Policy is to not take cellphones out on mission. I did some short range nav fam runs near Bahrain and you lose cell phone signal pretty quickly once you get away from land anyway.The real facts about why this happened are still scarce but what is know really does point to a major navigational f$#k-up by the boat crews. This is especially sad because they could downloaded a marine plotter app on their cellphones for free that would have kept them out of trouble.
I did a tour in Coastal Warfare (now NECC) and (at the time, at least) the training and preparation provided by the TYCOM for riverine squadrons was inadequate at best. Of course it was a RC community at the time and is now active duty and I don't know what has changed.
NCW became MSRON, who does grey hull port/harbor security stuff.
They merged with RIVRON, who did the green boat stuff that Marine SCCO's and 'Nam era small boat guys used to do + the RCB open water mission to now become the composite CRF squadrons.

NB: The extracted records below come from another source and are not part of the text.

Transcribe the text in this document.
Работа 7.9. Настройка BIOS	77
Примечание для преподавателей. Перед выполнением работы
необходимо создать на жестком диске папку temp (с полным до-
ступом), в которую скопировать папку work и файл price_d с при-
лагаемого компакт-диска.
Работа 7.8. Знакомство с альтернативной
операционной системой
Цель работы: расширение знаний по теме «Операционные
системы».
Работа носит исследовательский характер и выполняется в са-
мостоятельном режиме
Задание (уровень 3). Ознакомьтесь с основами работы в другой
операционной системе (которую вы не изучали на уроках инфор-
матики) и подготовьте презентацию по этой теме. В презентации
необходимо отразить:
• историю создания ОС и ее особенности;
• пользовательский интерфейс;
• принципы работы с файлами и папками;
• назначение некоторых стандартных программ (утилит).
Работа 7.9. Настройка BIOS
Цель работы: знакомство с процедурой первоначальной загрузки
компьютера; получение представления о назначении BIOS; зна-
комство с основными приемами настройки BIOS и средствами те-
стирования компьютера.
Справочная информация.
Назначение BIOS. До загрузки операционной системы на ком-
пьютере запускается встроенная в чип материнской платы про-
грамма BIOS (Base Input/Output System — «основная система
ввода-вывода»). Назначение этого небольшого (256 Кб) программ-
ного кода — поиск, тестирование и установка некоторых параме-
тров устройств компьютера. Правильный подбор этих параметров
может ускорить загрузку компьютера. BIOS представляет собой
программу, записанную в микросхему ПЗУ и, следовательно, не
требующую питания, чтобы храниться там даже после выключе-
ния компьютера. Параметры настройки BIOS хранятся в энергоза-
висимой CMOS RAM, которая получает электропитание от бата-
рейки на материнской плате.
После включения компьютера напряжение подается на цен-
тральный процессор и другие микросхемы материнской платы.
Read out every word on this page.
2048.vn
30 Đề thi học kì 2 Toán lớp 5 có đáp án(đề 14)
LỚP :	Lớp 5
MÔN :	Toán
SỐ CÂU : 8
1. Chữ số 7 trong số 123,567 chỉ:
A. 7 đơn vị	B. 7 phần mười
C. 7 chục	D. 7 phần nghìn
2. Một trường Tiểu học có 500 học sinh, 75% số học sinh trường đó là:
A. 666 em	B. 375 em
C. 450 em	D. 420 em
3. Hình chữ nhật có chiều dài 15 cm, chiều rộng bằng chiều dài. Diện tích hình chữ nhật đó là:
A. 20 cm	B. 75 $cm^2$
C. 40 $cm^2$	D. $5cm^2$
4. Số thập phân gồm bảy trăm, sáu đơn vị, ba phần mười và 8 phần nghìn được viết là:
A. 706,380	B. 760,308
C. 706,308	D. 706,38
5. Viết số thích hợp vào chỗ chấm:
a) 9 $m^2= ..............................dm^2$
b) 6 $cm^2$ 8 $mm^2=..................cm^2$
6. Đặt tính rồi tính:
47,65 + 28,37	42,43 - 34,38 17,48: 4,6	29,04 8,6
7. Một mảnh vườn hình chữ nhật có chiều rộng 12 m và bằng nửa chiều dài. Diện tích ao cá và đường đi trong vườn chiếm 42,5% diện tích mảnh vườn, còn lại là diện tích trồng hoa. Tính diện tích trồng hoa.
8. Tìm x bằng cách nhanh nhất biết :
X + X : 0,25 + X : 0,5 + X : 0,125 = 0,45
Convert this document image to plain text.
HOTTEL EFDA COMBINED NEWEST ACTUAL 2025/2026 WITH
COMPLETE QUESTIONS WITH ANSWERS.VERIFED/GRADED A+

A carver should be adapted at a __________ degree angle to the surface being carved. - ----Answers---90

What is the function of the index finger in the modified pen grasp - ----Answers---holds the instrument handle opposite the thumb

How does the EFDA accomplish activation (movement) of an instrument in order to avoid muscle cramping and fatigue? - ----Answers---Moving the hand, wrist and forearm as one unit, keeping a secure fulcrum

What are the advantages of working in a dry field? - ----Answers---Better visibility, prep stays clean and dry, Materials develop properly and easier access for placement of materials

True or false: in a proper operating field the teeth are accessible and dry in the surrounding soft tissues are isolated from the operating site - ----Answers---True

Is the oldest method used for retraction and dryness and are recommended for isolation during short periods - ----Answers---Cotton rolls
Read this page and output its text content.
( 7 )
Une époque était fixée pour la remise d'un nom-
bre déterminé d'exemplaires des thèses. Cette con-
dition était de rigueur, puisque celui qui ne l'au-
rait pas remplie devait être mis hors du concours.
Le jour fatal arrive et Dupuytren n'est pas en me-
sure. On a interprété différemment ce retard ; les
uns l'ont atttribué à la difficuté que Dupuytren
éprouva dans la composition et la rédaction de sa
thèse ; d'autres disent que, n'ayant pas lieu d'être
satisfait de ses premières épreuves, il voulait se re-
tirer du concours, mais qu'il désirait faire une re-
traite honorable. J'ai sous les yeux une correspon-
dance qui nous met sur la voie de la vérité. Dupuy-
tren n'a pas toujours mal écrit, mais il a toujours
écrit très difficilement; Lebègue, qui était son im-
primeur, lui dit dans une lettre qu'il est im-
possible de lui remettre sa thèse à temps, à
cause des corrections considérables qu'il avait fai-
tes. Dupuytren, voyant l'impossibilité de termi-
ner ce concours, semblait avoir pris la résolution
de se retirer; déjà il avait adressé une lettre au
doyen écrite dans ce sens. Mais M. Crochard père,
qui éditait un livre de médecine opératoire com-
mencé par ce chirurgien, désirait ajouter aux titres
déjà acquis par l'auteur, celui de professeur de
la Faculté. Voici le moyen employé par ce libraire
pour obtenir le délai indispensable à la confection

These boats are fairly new CB90's (RCB's) supposedly equipped with late-model Furuno plotters. Don't know whether the plotters (on both boats) were inoperative, there was no one looking at them, or there was something else going on. There are reports that one of the boats was having engine trouble but also reports that wasn't the reason they ended up in Iranian waters. If you are a US Navy crew in a disabled small boat in the Persian Gulf, your number one mission is to avoid ending up in Iran... not sure how they hosed up so badly. I all but positive the Iranians didn't "jam their comms" or whatever to cause this incident.
In addition to the Furuno (which isn't that great for nav SA anyway), they should have had a separate nav display that took the mil-GPS receiver inputs and plotted it on an electronic chart display. Very similar to what ships have in basic functionality. I doubt they were both inop, they were very reliable. Unless they were spoofed, but that should be evident to investigators in tracing the track logs. Best guess is they lost SA due to concern over fuel state and engineering casualty combined.
Concern over comms with the refueling ship may have been an issue. SATCOM had a tendency to drop off for 15 minutes or so for no apparent fucking reason every few missions. Having redundant comms channels would have been nice if that was the case. Murphy may have just hit extra hard that day.
CDR Salamander and others around the internet have made the likely-accurate point that there was a major failure of leadership by the chain of command that these crews set out to transit from Kuwait to Bahrain and ended up in Iran. There is likely a long list of failures (links in the chain...) that led to this incident. Probably there should be an investigation into the training, preparation, and procedures for operating RCBs in the Persian Gulf and probably several CO's in the chain deserve to be relieved. I suspect, for political reasons, that wont happen. I also suspect that the Coastal Riverine Force has concentrated more on MESF (Maritime Expeditionary Security Force)-style training (ashore security stuff) vs small boat handling and navigation since they were only recently created by the merger with MESF, and that was a contributing factor to this incident.
The training focus is almost certainly the root cause. I think it has more to do with the number of craft and missions that has been crammed into the composite CRS construct while training resources have been diminishing than anything else.
When we were RIVRON, we had our hands full with a 6 month workup period to convert our Det to RCB's + 6 month deployment. And that was after we went to a single type of craft, which is far more capable, but also more complex and maintenance intensive than anything else in the CRS inventory, whether it's a MSRON or RIVRON sourced craft. The current force structure has them with a mix of all types of craft in the force, with more coming online.
Combine that with pulling training funding from RIVRON side assets to level load with MSRON's shortfalls, and you could have problems.